Examining the venues in more detail reveals that the papers published at SIGCSE TS are overwhelmingly Quantitative followed by Survey. SIGCSE TS has very few Qualitative papers in the years studied. The ITiCSE papers are also mostly Quantitative, but do have a higher percentage of Qualitative papers. ICER and CSE had the most balanced split between Quantitative and Qualitative studies, but a smaller percentage of Survey papers.

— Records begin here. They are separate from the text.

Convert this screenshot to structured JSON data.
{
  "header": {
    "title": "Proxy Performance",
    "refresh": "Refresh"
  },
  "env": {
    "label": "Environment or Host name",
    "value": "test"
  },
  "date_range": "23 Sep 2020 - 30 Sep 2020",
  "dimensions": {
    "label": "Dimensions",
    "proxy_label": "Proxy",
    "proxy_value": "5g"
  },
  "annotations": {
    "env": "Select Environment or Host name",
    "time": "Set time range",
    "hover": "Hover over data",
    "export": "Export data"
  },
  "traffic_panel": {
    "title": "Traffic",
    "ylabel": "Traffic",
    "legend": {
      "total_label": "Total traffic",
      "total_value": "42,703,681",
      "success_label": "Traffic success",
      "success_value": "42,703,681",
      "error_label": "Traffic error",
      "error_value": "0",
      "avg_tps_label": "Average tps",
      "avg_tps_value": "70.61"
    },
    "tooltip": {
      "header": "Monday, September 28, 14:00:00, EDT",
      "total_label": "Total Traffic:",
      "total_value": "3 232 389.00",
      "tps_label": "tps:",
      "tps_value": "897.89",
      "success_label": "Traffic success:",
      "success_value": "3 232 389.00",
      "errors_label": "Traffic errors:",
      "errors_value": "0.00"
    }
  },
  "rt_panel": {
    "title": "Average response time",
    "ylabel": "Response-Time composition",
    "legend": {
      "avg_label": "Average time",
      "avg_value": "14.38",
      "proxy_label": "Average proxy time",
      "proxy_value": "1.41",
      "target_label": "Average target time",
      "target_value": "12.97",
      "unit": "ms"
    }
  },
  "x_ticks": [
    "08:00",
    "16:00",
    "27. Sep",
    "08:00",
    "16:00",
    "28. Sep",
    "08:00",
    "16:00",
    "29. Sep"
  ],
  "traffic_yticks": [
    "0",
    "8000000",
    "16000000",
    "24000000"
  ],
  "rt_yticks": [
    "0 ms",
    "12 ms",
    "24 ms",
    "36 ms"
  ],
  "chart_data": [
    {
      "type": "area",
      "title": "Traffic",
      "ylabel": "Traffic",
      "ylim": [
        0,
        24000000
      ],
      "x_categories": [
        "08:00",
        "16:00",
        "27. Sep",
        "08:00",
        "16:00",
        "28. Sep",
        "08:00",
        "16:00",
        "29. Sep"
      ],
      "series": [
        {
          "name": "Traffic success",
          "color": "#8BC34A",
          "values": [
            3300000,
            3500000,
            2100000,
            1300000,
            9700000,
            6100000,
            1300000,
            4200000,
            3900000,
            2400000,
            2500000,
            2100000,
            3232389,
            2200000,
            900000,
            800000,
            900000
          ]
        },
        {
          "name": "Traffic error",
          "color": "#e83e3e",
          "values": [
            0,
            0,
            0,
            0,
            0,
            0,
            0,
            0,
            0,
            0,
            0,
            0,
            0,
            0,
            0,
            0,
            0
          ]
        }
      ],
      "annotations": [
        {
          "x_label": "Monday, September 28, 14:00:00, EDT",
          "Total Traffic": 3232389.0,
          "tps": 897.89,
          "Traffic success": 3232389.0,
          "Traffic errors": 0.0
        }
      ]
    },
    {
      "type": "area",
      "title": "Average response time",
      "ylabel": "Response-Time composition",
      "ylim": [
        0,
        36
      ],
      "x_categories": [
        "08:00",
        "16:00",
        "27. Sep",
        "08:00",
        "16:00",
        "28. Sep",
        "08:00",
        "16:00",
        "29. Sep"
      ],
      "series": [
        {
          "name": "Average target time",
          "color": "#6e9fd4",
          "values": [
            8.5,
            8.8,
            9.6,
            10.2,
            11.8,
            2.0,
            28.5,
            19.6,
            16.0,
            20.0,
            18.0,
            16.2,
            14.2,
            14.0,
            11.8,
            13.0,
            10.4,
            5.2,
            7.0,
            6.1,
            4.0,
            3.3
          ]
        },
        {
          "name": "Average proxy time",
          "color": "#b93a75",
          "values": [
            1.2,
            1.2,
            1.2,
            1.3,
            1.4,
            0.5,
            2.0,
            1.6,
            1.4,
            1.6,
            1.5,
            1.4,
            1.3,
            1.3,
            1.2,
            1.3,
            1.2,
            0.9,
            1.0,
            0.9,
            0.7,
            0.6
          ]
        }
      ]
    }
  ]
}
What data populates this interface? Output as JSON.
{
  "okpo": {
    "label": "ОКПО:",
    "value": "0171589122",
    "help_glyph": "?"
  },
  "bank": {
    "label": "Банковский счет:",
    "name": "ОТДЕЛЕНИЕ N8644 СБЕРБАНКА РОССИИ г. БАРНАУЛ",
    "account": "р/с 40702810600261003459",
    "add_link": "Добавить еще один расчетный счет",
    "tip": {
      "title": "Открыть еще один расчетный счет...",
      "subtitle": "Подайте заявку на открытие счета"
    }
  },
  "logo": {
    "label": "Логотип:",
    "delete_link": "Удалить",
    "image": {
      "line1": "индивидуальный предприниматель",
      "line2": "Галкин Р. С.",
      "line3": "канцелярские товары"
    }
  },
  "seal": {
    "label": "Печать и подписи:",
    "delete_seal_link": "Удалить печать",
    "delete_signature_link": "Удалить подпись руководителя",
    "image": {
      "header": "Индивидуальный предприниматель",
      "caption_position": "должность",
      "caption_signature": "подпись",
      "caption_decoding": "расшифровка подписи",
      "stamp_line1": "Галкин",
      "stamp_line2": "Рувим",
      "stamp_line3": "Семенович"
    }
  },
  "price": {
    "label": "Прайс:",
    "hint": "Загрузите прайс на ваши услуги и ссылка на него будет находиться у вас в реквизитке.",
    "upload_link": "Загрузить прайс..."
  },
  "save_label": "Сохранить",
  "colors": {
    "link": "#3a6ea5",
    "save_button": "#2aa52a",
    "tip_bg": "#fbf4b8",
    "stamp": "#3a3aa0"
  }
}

Over two-thirds of empirical studies in CER literature are Quantitative (67%). We coded only five papers with multiple evaluation methods. These papers were either Survey -Qualitative or Survey -Quantitative. While the large emphasis that these CER papers place on Quantitative methods provides interesting numerical results, it does suggest the lack of nuance that Qualitative methods bring to help understand the why and how of a study, which can expand and deepen our understanding of computing phenomena [8, 26] . Evaluation Subjects (Table 5 ). Pedagogical Techniques, or teaching methods, were the most common evaluation subject in all venues. Tools papers were more common at the SIGCSE TS and ITiCSE. All venues had papers evaluating the broader Community. Curriculum papers were more common at the SIGCSE TS, TOCE, and CSE. Readers may find the distribution of paper types at these venues for 2014 and 2015 interesting as they consider future studies that either fit with or fill gaps with existing literature. Evaluation Subject Source (Table 6 ). This rubric item is a measure of replication and reproducibility in the community. This item could take one of five values: (1) Authors Here -the authors created the evaluation subject for use in the current study; (2) Authors Elsewhere -the authors created and published the evaluation subject in a previous publication; (3) Other Modified -someone other than the authors created the evaluation subject, but the authors modified it; (4) Other Not Modified -someone other than the authors created the evaluation subject, and the authors did not modify it; or (5) Community -self-identifying group of people related to an area of interest (if the evaluation subject is Community, then the source is Community as well).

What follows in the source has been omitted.